Kirinyaga Senator James Murango has sounded the alarm over growing disruptions in Kenya’s coffee and dairy sectors, calling on the Senate to launch immediate investigations into recent government directives and their impact on smallholder farmers.
Rising on the Senate floor, Senator Murango expressed strong concern over a recent directive by the Ministry of Agriculture mandating direct payment to coffee farmers through the Nairobi Coffee Exchange, bypassing traditional cooperative society systems.
“Farmers deserve transparency,” Senator Murango declared. “We must know if stakeholders were consulted adequately before issuing this directive. Its impact on cooperative societies and small-scale coffee growers could be severe.”
He requested that the Senate Agriculture Committee urgently probe whether the directive aligns with the Constitution, assess its economic implications on cooperative societies, and determine whether it protects small-scale farmers from exploitative market practices and inflated operational costs.
In a separate matter, Senator Murango also raised red flags over what he termed an unfolding crisis among dairy farmers in Kirinyaga. He cited complaints from members of the Kirima Slopes Dairy Cooperative, where milk collection has drastically fallen from 75,000 litres per day to just 15,000 litres.
The affected farmers, he said, are now incurring daily losses estimated at over KES 2 million, due to reduced purchases by New Kenya Cooperative Creameries (New KCC) and the Meru Central Dairy Union.

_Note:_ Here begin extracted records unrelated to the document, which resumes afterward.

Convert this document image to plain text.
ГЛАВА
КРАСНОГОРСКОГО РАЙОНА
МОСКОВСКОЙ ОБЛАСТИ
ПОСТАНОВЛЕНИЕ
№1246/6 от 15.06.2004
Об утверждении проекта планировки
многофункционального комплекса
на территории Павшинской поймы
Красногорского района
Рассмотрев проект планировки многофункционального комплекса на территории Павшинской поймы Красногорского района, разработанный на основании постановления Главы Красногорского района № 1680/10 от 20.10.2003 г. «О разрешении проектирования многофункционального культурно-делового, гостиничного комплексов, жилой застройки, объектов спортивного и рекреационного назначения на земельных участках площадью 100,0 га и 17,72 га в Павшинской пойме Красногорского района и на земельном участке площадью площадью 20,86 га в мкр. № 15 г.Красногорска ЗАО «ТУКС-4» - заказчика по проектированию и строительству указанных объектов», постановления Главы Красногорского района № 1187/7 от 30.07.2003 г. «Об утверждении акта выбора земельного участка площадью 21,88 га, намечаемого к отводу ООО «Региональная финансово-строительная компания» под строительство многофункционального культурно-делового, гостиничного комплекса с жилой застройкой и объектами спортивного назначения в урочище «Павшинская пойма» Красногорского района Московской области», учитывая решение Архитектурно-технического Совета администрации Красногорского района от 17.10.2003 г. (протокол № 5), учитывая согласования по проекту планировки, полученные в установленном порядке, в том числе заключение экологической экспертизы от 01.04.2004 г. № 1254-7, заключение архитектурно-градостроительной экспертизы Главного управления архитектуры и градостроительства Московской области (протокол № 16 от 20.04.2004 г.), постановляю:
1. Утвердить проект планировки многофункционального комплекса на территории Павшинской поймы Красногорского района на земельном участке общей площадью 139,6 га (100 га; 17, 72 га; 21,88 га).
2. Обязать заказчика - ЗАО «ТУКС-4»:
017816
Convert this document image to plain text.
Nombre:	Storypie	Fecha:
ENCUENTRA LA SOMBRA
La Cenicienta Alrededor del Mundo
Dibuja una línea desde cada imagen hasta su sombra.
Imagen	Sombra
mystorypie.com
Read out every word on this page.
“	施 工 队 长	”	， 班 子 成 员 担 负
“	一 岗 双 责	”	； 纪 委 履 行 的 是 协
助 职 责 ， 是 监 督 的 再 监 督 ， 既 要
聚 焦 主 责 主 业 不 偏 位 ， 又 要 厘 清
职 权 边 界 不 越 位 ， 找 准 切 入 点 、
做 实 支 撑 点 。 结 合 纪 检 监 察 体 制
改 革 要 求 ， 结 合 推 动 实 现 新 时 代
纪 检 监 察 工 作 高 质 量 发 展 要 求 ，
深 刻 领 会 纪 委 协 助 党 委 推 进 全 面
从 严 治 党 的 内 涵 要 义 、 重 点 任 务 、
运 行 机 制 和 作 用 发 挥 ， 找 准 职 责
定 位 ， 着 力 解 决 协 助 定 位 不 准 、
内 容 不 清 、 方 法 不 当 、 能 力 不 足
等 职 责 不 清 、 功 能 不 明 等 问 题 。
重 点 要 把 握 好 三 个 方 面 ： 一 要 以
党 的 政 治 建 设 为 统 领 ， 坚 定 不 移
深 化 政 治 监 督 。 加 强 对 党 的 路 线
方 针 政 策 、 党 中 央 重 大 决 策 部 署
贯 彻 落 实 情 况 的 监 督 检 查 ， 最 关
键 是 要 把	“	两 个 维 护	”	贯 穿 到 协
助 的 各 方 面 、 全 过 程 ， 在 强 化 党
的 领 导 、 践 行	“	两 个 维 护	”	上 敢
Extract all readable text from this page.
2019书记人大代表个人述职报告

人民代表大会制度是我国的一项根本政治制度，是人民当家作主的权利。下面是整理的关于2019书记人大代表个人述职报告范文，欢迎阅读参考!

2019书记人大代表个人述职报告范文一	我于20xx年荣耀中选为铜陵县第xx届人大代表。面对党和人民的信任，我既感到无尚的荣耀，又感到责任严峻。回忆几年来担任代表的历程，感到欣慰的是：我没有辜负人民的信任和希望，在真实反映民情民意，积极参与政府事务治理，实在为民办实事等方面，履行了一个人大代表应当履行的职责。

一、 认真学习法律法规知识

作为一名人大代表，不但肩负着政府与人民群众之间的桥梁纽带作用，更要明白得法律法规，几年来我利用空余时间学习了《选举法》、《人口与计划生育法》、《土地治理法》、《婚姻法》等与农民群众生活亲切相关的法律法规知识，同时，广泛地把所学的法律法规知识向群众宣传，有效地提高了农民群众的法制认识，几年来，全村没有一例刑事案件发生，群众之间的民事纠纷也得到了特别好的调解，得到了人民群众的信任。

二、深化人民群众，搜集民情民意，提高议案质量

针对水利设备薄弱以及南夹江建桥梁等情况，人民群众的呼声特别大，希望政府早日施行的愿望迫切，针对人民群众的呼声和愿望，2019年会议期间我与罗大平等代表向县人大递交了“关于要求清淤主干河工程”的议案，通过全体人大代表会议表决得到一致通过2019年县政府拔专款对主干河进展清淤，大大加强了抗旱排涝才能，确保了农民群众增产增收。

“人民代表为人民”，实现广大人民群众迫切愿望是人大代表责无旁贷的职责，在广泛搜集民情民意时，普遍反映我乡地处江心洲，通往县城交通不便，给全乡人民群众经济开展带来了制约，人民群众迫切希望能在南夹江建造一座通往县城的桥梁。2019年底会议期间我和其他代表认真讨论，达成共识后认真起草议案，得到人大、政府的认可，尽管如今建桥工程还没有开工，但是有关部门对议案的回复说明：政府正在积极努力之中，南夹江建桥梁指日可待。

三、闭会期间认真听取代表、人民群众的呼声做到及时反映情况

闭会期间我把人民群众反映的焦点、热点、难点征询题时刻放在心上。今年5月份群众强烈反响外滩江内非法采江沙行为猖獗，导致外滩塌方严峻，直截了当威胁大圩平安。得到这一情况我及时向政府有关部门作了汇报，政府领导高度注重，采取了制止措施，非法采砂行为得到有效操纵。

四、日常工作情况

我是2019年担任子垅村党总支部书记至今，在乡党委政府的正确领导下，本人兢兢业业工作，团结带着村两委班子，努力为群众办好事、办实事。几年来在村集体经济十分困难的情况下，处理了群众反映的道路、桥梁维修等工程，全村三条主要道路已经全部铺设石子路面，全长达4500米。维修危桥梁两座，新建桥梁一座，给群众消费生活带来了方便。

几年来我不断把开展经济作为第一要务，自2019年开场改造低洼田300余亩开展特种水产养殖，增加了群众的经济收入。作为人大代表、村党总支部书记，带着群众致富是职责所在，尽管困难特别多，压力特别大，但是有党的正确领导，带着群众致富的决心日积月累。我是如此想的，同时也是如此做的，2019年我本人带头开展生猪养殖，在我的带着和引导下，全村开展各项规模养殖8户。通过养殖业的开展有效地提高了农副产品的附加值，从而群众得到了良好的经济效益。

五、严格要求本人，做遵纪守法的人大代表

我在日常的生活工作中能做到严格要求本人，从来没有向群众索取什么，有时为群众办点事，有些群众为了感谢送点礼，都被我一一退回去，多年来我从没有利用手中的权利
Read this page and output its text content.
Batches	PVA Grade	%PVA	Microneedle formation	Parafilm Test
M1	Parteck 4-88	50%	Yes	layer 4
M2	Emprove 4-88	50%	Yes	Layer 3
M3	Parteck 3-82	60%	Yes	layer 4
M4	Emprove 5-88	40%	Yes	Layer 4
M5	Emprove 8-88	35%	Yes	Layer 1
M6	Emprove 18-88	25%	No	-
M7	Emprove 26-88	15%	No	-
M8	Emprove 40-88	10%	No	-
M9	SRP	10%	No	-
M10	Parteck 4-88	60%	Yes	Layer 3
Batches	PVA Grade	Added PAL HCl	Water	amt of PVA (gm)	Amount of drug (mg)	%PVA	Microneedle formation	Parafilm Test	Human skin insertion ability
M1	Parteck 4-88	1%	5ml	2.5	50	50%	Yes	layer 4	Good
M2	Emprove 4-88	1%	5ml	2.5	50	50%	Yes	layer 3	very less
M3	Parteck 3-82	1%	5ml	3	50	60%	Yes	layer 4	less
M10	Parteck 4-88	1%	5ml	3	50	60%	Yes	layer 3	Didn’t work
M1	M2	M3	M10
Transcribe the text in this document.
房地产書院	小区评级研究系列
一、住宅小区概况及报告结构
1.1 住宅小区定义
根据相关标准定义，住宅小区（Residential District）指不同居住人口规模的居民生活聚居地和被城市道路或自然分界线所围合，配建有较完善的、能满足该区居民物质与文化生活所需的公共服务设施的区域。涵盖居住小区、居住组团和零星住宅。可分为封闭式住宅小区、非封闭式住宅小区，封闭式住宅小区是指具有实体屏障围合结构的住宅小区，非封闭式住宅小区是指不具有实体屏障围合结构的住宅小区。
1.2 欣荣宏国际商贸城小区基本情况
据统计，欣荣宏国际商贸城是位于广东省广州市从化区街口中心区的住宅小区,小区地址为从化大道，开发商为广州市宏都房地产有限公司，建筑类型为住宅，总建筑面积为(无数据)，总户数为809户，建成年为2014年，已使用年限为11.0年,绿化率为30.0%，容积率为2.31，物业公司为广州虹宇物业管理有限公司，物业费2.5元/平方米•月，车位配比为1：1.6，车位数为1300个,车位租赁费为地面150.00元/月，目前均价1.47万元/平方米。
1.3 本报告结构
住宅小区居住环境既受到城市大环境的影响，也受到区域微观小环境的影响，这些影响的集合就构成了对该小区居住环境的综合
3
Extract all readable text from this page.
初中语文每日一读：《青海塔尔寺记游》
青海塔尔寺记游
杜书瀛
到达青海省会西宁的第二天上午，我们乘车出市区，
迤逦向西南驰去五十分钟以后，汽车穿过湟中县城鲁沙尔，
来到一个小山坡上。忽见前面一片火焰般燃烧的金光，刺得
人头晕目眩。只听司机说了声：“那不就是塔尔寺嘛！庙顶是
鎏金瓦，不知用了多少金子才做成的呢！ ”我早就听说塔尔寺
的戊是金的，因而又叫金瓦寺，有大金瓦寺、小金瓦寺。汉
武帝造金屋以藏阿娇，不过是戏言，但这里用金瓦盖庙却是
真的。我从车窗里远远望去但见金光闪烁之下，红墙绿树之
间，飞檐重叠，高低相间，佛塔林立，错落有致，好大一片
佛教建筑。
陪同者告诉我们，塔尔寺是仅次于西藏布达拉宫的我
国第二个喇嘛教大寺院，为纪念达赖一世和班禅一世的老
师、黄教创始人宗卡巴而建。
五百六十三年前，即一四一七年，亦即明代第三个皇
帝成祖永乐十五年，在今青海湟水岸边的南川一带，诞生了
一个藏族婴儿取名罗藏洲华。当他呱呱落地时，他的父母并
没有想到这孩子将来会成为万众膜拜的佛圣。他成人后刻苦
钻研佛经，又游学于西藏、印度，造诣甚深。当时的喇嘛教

“Farmers were blindsided,” he said. “They need immediate solutions, not storage crises. The Senate must act before this turns into a full-blown rural economic emergency.”
Murango further urged the Agriculture Committee to investigate the cause of the sharp reduction, recommend urgent solutions for milk surplus management, and examine whether regional bias or increased competition from dairy imports is contributing to the crisis.
The Senator warned that without swift intervention, livelihoods across key agricultural zones could collapse, and trust in government support systems eroded.
The Speaker of the Senate directed that the matter be prioritized by the relevant committee, which is expected to table a report with recommendations in the coming weeks.